If you want to do more parallelism rather than just concurrency, you could
have some inputs make the bot start doing some work (like computing the
billionth digit of pi) and queue the work up into a threadpool. If you really
want to get into parallel programming, you could write a multiproducer-
multiconsumer queue to allow the IO threads to communicate with the pi
computing worker pool.

Hope this is a good concrete project! I did the first part (multiple
connection IRC bot) a few years and it definitely helped me understand
concurrency and network programming.

------
CptMauli
A timesheet application

------
hga
Dive into someone else's imperfect at best code and make it work.
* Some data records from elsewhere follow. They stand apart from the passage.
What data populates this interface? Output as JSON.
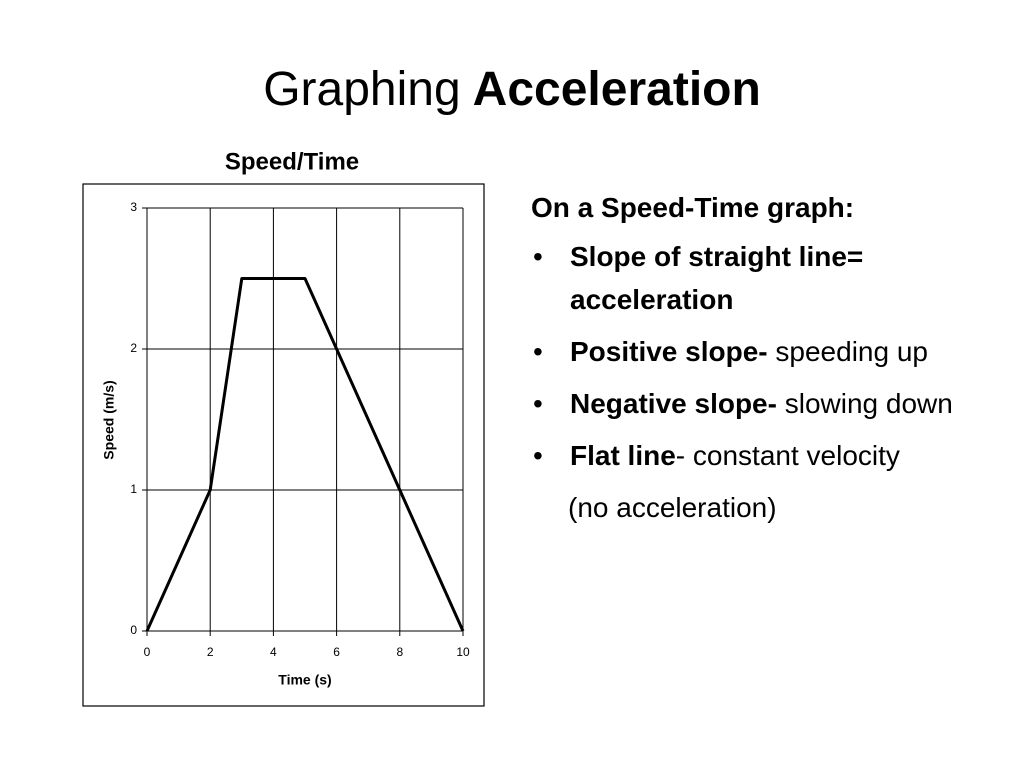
{
  "slide": {
    "title": [
      {
        "text": "Graphing",
        "bold": false
      },
      {
        "text": "Acceleration",
        "bold": true
      }
    ]
  },
  "chart_data": {
    "type": "line",
    "title": "Speed/Time",
    "x_label": "Time (s)",
    "y_label": "Speed (m/s)",
    "x": [
      0,
      2,
      3,
      5,
      8,
      10
    ],
    "series": [
      {
        "name": "Speed",
        "color": "#000000",
        "values": [
          0,
          1,
          2.5,
          2.5,
          1,
          0
        ]
      }
    ],
    "xlim": [
      0,
      10
    ],
    "ylim": [
      0,
      3
    ],
    "xticks": [
      0,
      2,
      4,
      6,
      8,
      10
    ],
    "yticks": [
      0,
      1,
      2,
      3
    ],
    "grid": true
  },
  "text_box": {
    "heading": "On a Speed-Time graph:",
    "bullets": [
      [
        {
          "text": "Slope of straight line= acceleration",
          "bold": true
        }
      ],
      [
        {
          "text": "Positive slope-",
          "bold": true
        },
        {
          "text": " speeding up",
          "bold": false
        }
      ],
      [
        {
          "text": "Negative slope-",
          "bold": true
        },
        {
          "text": " slowing down",
          "bold": false
        }
      ],
      [
        {
          "text": "Flat line",
          "bold": true
        },
        {
          "text": "- constant velocity",
          "bold": false
        }
      ]
    ],
    "note": "(no acceleration)"
  }
}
After
finishing the final project for my 2nd programming class, I helped someone
else make their's work. In the context of what could run on a PDP-11/70
running Version 6 UNIX™ with 24x80 CRT terminals, it was rather neat, a semi-
real time air traffic control simulator game, with planes coming from the
upper corners and crossing paths as they went down to the catercornered
runway.

Great idea, better than mine, but the code was awful, had three global state
variables X, XX, and XXX ... plus U, UU, and UUU for the UFOs he'd added to
make the game more fun ^_^.

I helped him reduce the complexity by removing the UFOs (it was still quite
challenging enough), and getting it to work in general. This prepared me for
the many future jobs I took working on the code bases of others (one of which,
for example, taught me red-black trees for real), and which soon enough led to
the extremes of software archaeology when you can't even ask anyone about the
code.

Not that you necessarily want to seek out such work, it's hard and often
thankless, but at its best it's also what paying down technical debt is about.
And code you've written long ago can also be rather foreign when you come back
to it....

------
askyourmother
Find a personal itch and scratch it. In my case, I knew little about reverse
engineering closed source bins and drivers but had some hardware I was not yet
ready to toss out. I learnt a lot about writing new device drivers based on
the specs I managed to gtok from poking and peeking and analysing the original
ones.

------
bbcbasic
Looking for a job as a fresh graduate. With no work history it is all bullshit
multi-day interviews, giving presentations, showing you have 'people skills',
rediculously high applciation to interview and interview to offer ratio.

My favourite was a small company that told me they 'like to get girls in for
interviews' on the phone and then I stupidly still went to a face to face (I
was desperate) and I got rejected - the reason was I used a loop to implement
something but didn't suggest I could copy and paste the loop innards 10 times,
and therefore was 'holding things back'.